Article courtesy of TNN | September 27, 2014 | The Times of India | Shared as educational material
KOCHI: For the long-thirsty and suffering Kochiites, uninterrupted water supply is a good three months away. The new delay is not surprising for the Kerala water authority’s (KWA) Rs 210-crore Maradu water treatment plant which was to be originally completed in 2012.
The authority had failed to inaugurate the plant on May 10, the most recent deadline. But on Friday, water resources minister P J Joseph promised to commission the Maradu project in December.
This will be seen with some amount of scepticism by residents of Fort Kochi, Mattnacherry, Kumbalanghy, Chellanam, Thevara and Maradu, the main beneficiaries of the plant, as KWA still has some formidable challenges such as laying pipelines across railway lines in areas like Aroor and frequent pipe bursts on already completed stretches.
“As of now, only 10MLD water is being pumped from the plant. We will be able to increase pumping to 100MLD by next month. Transformers for augmenting the pumping will reach here by month-end,” he said.

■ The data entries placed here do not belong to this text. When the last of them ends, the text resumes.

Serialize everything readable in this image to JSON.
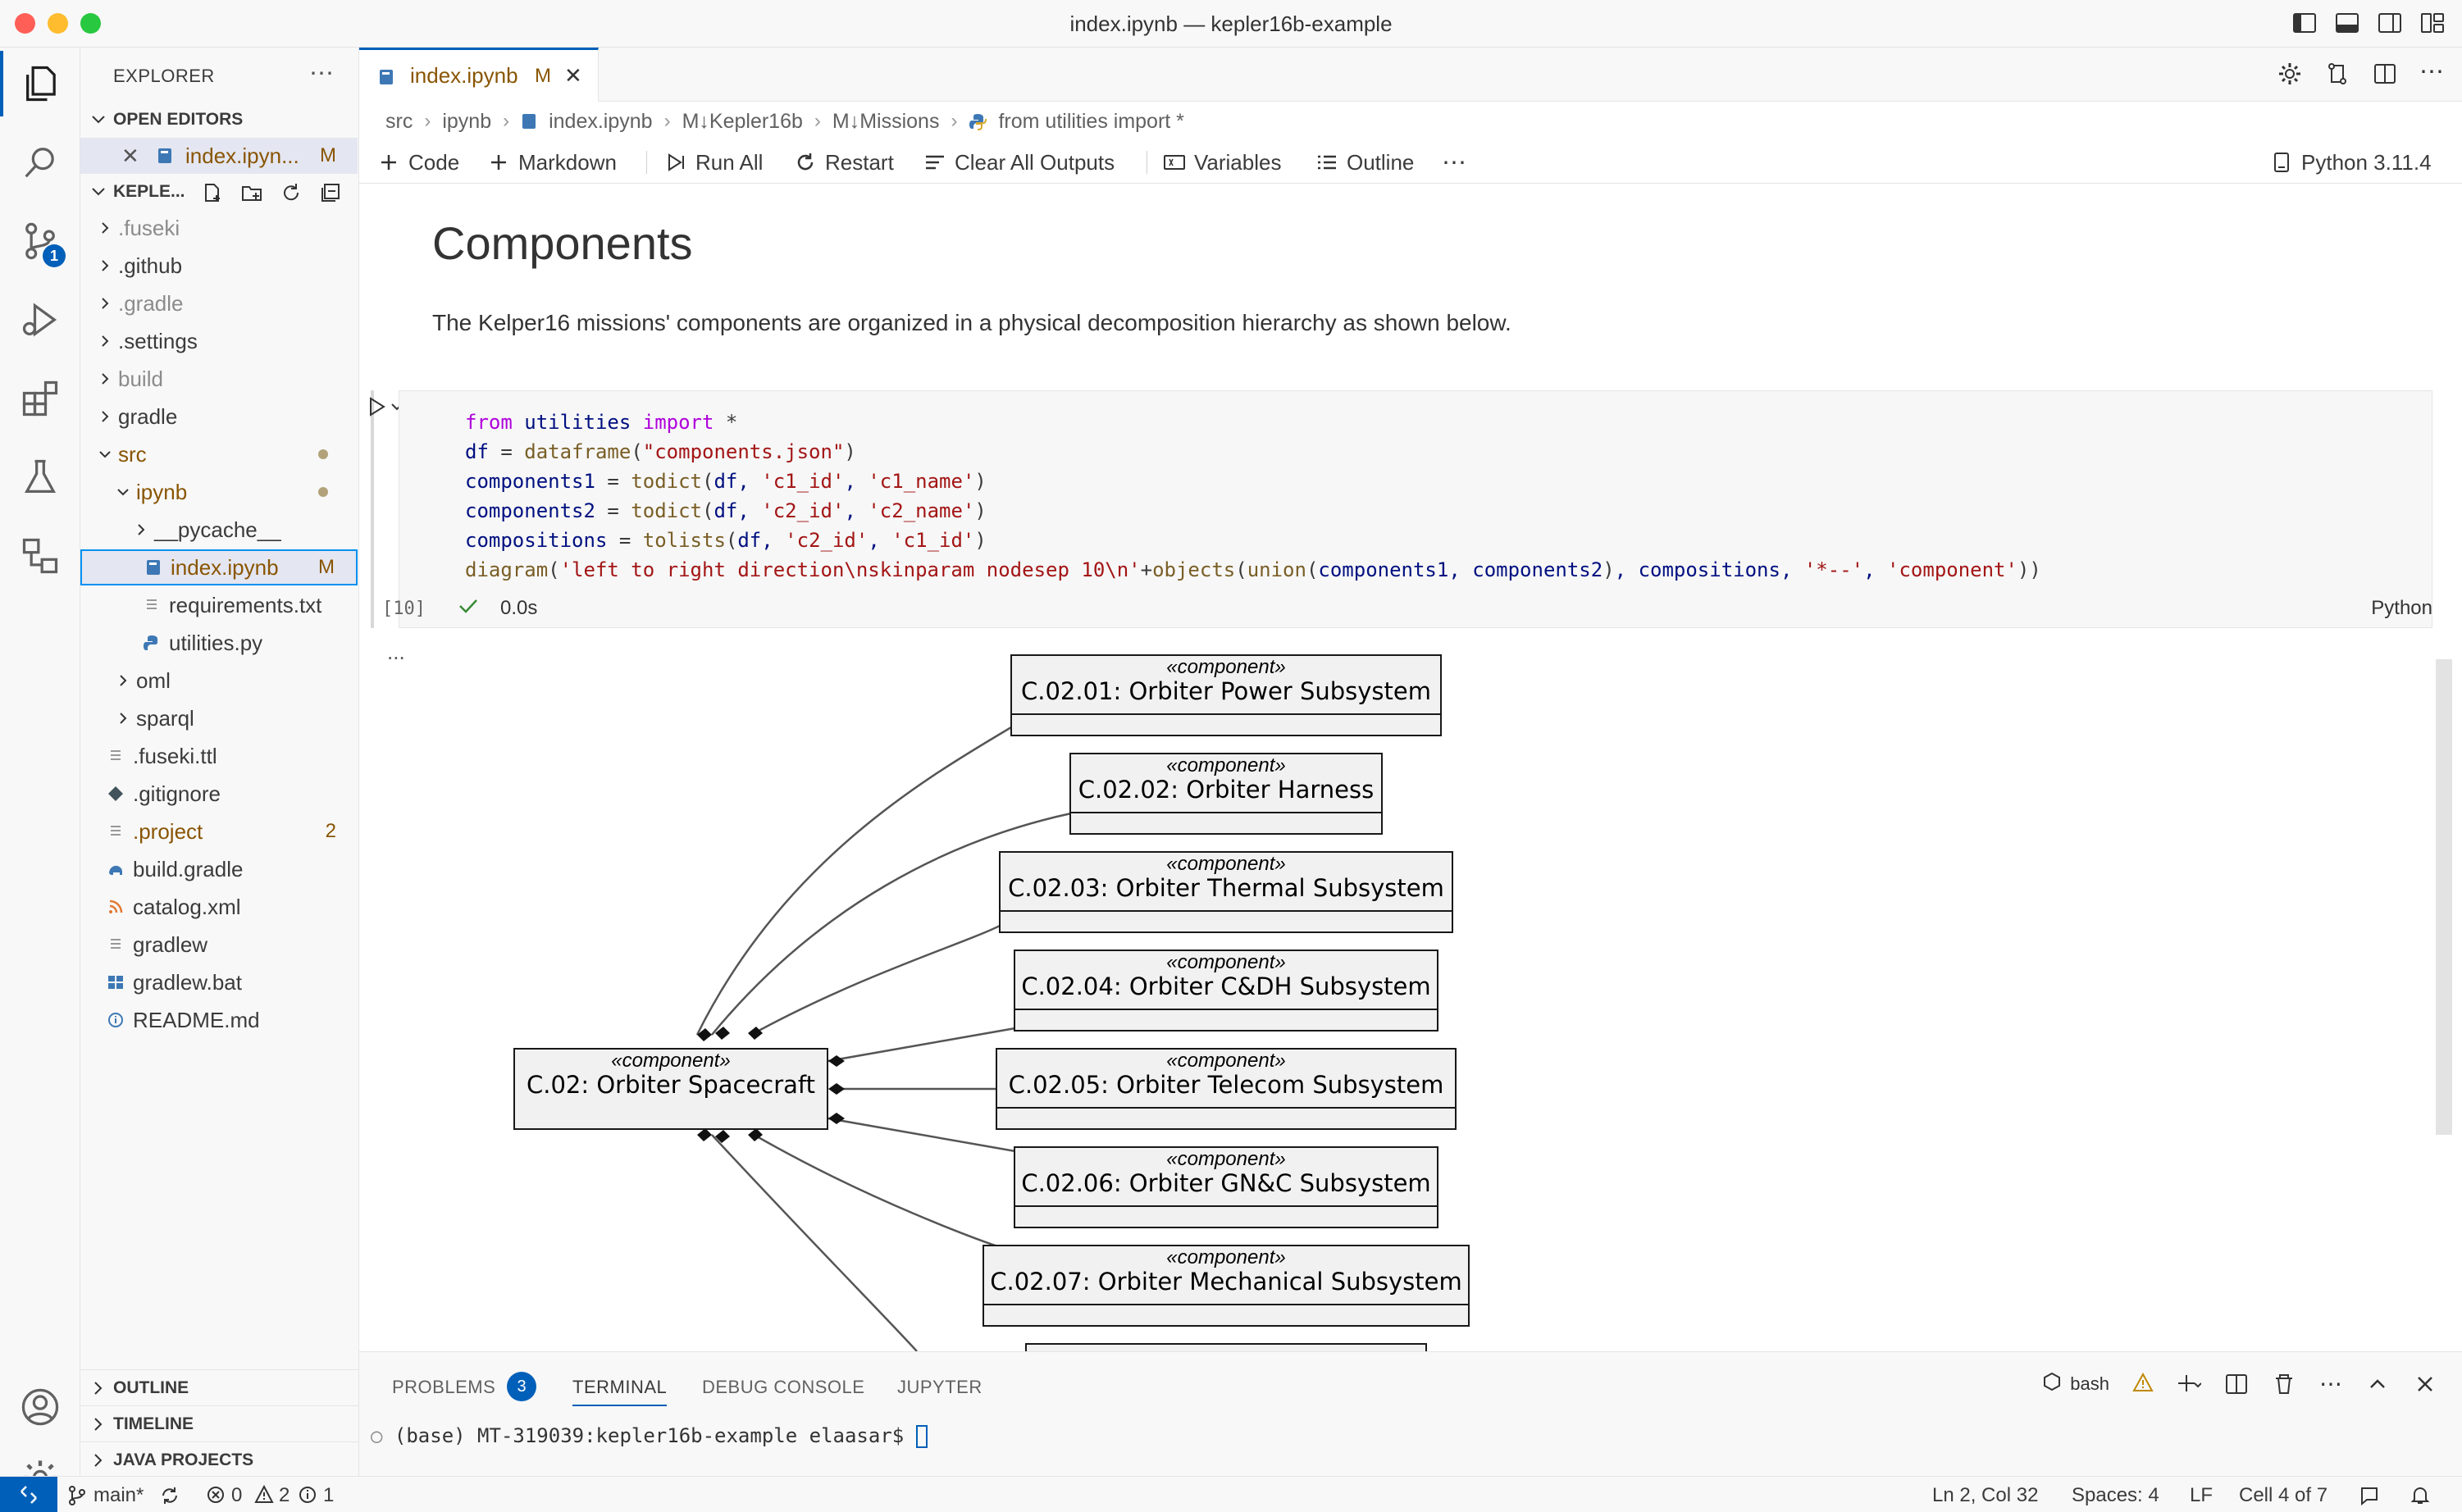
{
  "window": {
    "title": "index.ipynb — kepler16b-example",
    "colors": {
      "accent": "#005fb8",
      "close": "#ff5f57",
      "minimize": "#febc2e",
      "maximize": "#28c840",
      "modified": "#895503",
      "folder_dim": "#8b8b8b"
    }
  },
  "activity_bar": {
    "items": [
      "files-icon",
      "search-icon",
      "source-control-icon",
      "run-debug-icon",
      "extensions-icon",
      "testing-icon",
      "remote-explorer-icon"
    ],
    "source_control_badge": "1",
    "bottom": [
      "account-icon",
      "settings-gear-icon"
    ]
  },
  "sidebar": {
    "title": "EXPLORER",
    "open_editors_label": "OPEN EDITORS",
    "open_editor_item": {
      "name": "index.ipyn...",
      "status": "M"
    },
    "project_label": "KEPLE...",
    "tree": [
      {
        "name": ".fuseki",
        "type": "folder",
        "dim": true
      },
      {
        "name": ".github",
        "type": "folder"
      },
      {
        "name": ".gradle",
        "type": "folder",
        "dim": true
      },
      {
        "name": ".settings",
        "type": "folder"
      },
      {
        "name": "build",
        "type": "folder",
        "dim": true
      },
      {
        "name": "gradle",
        "type": "folder"
      },
      {
        "name": "src",
        "type": "folder-open",
        "modified": true
      },
      {
        "name": "ipynb",
        "type": "folder-open",
        "modified": true
      },
      {
        "name": "__pycache__",
        "type": "folder"
      },
      {
        "name": "index.ipynb",
        "type": "notebook",
        "status": "M",
        "selected": true
      },
      {
        "name": "requirements.txt",
        "type": "text"
      },
      {
        "name": "utilities.py",
        "type": "python"
      },
      {
        "name": "oml",
        "type": "folder"
      },
      {
        "name": "sparql",
        "type": "folder"
      },
      {
        "name": ".fuseki.ttl",
        "type": "text"
      },
      {
        "name": ".gitignore",
        "type": "git"
      },
      {
        "name": ".project",
        "type": "text",
        "status": "2",
        "modified": true
      },
      {
        "name": "build.gradle",
        "type": "gradle"
      },
      {
        "name": "catalog.xml",
        "type": "xml"
      },
      {
        "name": "gradlew",
        "type": "text"
      },
      {
        "name": "gradlew.bat",
        "type": "windows"
      },
      {
        "name": "README.md",
        "type": "info"
      }
    ],
    "sections": [
      "OUTLINE",
      "TIMELINE",
      "JAVA PROJECTS"
    ]
  },
  "editor": {
    "tab": {
      "name": "index.ipynb",
      "status": "M"
    },
    "breadcrumb": [
      "src",
      "ipynb",
      "index.ipynb",
      "M↓Kepler16b",
      "M↓Missions",
      "from utilities import *"
    ],
    "toolbar": {
      "code": "Code",
      "markdown": "Markdown",
      "run_all": "Run All",
      "restart": "Restart",
      "clear": "Clear All Outputs",
      "variables": "Variables",
      "outline": "Outline",
      "more": "⋯",
      "kernel": "Python 3.11.4"
    },
    "markdown": {
      "heading": "Components",
      "paragraph": "The Kelper16 missions' components are organized in a physical decomposition hierarchy as shown below."
    },
    "cell": {
      "execution_count": "[10]",
      "time": "0.0s",
      "language": "Python",
      "code_lines": [
        "from utilities import *",
        "df = dataframe(\"components.json\")",
        "components1 = todict(df, 'c1_id', 'c1_name')",
        "components2 = todict(df, 'c2_id', 'c2_name')",
        "compositions = tolists(df, 'c2_id', 'c1_id')",
        "diagram('left to right direction\\nskinparam nodesep 10\\n'+objects(union(components1, components2), compositions, '*--', 'component'))"
      ],
      "output_dots": "..."
    },
    "diagram": {
      "stereotype": "«component»",
      "root": "C.02: Orbiter Spacecraft",
      "children": [
        "C.02.01: Orbiter Power Subsystem",
        "C.02.02: Orbiter Harness",
        "C.02.03: Orbiter Thermal Subsystem",
        "C.02.04: Orbiter C&DH Subsystem",
        "C.02.05: Orbiter Telecom Subsystem",
        "C.02.06: Orbiter GN&C Subsystem",
        "C.02.07: Orbiter Mechanical Subsystem"
      ]
    }
  },
  "panel": {
    "tabs": [
      "PROBLEMS",
      "TERMINAL",
      "DEBUG CONSOLE",
      "JUPYTER"
    ],
    "problems_count": "3",
    "active_tab": "TERMINAL",
    "shell": "bash",
    "terminal_line": "(base) MT-319039:kepler16b-example elaasar$ "
  },
  "status_bar": {
    "branch": "main*",
    "errors": "0",
    "warnings": "2",
    "info": "1",
    "position": "Ln 2, Col 32",
    "spaces": "Spaces: 4",
    "eol": "LF",
    "cell": "Cell 4 of 7"
  }
}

At the meeting, water resources secretary V J Kurian admitted that laying pipelines across railway lines in the areas such as Aroor was a big issue. “It’s a big challenge before us. The laying of pipelines, except in Chellanam area, will be completed in October. In Chellanam, it will be completed in November,” Kurian said.
Meanwhile, Joseph also promised to start work on the Rs 238-crore Kalamassery drinking water project in January next year.
The state government has already given administrative sanction for the project and sanctioned Rs 238 crore. Around 15 acres of land in the HMT campus will be used for setting up the treatment plant at Kalamassery. This land is already in the possession of the state government. Measures will soon be taken to hand over the land for the project.
Water supply projects in Chowara and Choondy will be augmented to reduce supply from Aluva to suburbs. This would enable KWA to supply more water to the city from Aluva plant. Though the original capacity of the Chowara drinking water project is 63MLD, only 40MLD of water is generated from the plant now. Once the project runs at full capacity, additional water can be supplied to Vypeen islands. Similarly, though the capacity of Choondy project is 46MLD the plant generates only 28MLD. “We have allocated Rs 43 crore for changing transformers and asbestos cement (AC) pipes so as to ensure the project runs at full capacity,” Kurian said.